AM (or 3D printing) techniques often employ one or more processes that are adapted from, and appear in many respects to be similar to, well-known processes for forming two-dimensional (2D) printed images on image receiving media substrates. The significant differences in the output structures produced by the 3D printing techniques are generally based on (1) a composition of the deposited materials that are used to form the output 3D objects from the AM device/system or 3D printer; and (2) a number of passes made by the printing systems in depositing comparatively large numbers of successive layers of the deposition material to build up the body of material to the form of the output 3D objects.
An expanding number of AM or 3D printing processes and techniques are now available. Principal distinguishing characteristic between the multiplicity of these AM or 3D printing processes are in the manner in which the layers are deposited to create the output 3D objects, and in the materials that are used to form the output 3D objects.
Certain of the AM techniques (as this term will be used throughout the balance of this disclosure to refer to various 3D object layering and build techniques including 3D printing) melt or soften materials to produce the build layers using techniques such as, for example, selective laser melting or sintering of an input material. Others of the AM manufacturing techniques deposit and cure liquid materials using technologies for the deposition of those liquid materials such as jetted (ink) material “printing” techniques.
Examples of existing AM techniques include those generally referred to as Fused Deposition Modelling (FDM) and Multi-Jet Modelling (MJM). These techniques are being increasingly adopted for prototyping and short run manufacturing of 3D objects. AM techniques like FDM are, for example, capable of building 3D objects from many different common thermoplastic resins that are extrudable. AM techniques like MJM are, for example, capable of building 3D objects by depositing additive materials, including the same thermoplastic resins and other solids components, suspended in pigmented and unpigmented ink-like solutions.
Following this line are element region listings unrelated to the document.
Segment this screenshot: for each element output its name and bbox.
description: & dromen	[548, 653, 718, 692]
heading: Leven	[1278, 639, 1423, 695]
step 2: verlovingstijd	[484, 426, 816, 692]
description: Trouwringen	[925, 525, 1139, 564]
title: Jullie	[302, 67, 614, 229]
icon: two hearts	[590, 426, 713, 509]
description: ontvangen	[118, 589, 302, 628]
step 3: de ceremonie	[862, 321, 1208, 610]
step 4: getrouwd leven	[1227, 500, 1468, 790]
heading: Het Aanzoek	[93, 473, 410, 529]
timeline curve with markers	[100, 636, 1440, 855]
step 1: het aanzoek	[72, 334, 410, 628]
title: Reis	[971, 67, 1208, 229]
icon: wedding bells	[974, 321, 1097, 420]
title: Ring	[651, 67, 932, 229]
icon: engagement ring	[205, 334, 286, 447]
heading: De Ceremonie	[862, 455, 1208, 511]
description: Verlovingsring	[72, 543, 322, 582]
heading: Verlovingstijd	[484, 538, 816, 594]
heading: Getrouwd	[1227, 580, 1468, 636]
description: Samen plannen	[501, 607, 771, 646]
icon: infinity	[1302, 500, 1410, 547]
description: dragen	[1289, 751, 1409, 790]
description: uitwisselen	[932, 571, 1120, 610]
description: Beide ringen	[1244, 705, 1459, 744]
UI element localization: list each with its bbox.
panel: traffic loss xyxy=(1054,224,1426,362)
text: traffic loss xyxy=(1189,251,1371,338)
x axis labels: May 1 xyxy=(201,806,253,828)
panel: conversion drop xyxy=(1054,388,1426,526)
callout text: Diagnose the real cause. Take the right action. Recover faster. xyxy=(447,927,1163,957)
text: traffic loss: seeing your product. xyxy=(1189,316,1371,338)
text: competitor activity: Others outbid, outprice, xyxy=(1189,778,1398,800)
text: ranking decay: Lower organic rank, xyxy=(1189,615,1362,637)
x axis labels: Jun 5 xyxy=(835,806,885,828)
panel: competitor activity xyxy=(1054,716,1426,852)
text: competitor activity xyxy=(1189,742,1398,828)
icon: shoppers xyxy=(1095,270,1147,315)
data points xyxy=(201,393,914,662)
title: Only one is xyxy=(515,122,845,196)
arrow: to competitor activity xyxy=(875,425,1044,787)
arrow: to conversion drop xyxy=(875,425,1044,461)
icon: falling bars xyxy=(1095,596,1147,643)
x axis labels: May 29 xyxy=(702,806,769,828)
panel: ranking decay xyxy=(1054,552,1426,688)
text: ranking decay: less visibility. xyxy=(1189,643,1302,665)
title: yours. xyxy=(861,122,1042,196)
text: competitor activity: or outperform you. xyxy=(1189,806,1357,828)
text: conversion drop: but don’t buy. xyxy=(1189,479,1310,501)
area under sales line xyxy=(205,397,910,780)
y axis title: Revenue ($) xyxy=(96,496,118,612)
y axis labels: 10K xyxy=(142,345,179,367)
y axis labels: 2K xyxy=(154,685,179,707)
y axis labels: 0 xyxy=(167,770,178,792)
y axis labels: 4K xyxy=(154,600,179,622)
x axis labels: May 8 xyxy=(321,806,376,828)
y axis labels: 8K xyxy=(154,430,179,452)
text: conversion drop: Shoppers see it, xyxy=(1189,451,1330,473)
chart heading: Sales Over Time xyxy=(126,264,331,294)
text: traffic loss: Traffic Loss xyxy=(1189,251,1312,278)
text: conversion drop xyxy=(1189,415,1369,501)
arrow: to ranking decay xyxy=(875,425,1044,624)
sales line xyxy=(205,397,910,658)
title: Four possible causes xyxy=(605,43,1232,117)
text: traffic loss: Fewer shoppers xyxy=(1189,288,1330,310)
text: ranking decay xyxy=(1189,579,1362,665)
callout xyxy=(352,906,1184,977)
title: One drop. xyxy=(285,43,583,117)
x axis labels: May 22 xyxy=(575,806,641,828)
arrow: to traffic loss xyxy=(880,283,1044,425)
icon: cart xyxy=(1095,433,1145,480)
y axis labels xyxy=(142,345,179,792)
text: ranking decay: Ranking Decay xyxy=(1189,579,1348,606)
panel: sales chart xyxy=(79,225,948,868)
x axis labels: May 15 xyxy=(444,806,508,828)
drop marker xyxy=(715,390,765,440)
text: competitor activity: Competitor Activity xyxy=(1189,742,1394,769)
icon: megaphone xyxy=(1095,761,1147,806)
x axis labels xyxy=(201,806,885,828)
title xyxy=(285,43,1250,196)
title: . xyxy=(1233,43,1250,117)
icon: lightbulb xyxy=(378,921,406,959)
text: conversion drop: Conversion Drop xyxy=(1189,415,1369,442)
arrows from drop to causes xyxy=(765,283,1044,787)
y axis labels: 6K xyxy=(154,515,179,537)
The 3D object is built up layer-by-layer by deposition of extruded resin droplets in FDM, or otherwise according to the deposition of jetted material droplets in MJM. As industrial and other applications emerge that attempt to capitalize on the flexibility incumbent in the applications of these and other AM technologies, adaptation of a broader range of techniques is being pursued to potentially exploit advantages in these adaptations from other 2D printing methods.